I wasn’t a child who succeeded at many things, so didn’t have the chance to experience disappointment in the way other children did.
Now that I have my own children I see that. As much as we try to show that we’re not affected by disappointment I think it’s hard not to feel some form of disappointment from time to time. Being disappointed can leave us numb, as we try to come to terms with that loss.
I believe it’s not that what we’re trying to achieve at is not good enough, because if it’s something we want desperately we will always do and give of our best to achieve the right outcome, but what I believe, is that sometimes what we see as our best is still our best; but we’ve got to fit into a job as much as the job has to fit around us.
That doesn’t mean we’ve failed; it means the job isn’t right for us. As individuals we tend to walk away with a less than satisfied outcome and a feeling that leaves us with a sense of dejection, as though what we’ve tried to achieve is not good enough. As the adult, we must always separate our thoughts to the final outcome.
We don’t fail as the individual, because as the individual we have achieved greatly. We still have the wisdom, even without the success. I see disappointment as an opportunity to start again.

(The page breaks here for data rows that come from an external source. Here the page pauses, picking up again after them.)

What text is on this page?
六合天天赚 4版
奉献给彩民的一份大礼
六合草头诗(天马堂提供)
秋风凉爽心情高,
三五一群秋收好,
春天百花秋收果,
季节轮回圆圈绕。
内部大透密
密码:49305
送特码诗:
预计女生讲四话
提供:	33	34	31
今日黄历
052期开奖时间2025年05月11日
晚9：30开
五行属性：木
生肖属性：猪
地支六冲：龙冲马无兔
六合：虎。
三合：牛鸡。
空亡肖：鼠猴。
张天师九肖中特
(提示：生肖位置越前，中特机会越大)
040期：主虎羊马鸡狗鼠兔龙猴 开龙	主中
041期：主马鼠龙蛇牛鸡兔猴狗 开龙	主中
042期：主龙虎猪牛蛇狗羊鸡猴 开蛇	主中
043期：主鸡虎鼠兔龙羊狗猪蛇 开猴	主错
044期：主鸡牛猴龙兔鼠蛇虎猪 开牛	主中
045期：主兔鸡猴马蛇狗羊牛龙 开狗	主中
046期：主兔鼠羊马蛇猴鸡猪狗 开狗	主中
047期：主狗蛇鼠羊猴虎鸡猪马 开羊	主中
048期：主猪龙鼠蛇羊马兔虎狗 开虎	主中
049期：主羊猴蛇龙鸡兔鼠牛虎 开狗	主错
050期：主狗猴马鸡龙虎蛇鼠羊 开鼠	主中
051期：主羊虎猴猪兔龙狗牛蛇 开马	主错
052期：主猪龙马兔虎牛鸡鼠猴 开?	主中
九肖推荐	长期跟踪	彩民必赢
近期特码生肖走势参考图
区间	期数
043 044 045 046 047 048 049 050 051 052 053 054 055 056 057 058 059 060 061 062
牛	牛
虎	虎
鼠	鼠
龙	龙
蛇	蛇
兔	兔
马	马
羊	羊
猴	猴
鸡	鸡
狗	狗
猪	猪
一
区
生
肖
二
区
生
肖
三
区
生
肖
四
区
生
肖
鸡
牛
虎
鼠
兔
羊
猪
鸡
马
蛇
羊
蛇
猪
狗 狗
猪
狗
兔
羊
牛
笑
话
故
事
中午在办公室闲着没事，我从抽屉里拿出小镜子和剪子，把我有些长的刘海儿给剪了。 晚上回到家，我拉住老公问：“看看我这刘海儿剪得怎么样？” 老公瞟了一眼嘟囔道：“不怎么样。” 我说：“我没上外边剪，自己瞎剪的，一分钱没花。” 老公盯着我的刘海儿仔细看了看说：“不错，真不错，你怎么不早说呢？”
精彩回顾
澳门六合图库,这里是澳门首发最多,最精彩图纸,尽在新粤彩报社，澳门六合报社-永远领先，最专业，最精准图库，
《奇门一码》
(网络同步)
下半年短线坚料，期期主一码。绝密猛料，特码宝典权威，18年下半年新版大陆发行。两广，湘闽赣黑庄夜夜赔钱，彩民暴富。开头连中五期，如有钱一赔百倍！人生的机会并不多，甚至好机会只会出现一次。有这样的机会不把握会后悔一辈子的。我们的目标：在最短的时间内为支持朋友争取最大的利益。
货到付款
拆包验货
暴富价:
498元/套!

Disappointment also as an opportunity to redress why someone else didn’t see my best as their choice; disappointment as an opportunity to have another go, whilst we work on bringing about a better outcome. Disappointment also gives us more opportunity for us to grow emotionally, mentally and spiritually and allows us to add to our already unique experiences.
Being disappointed and pulling through disappointment encourages other people to show the same fighting spirit.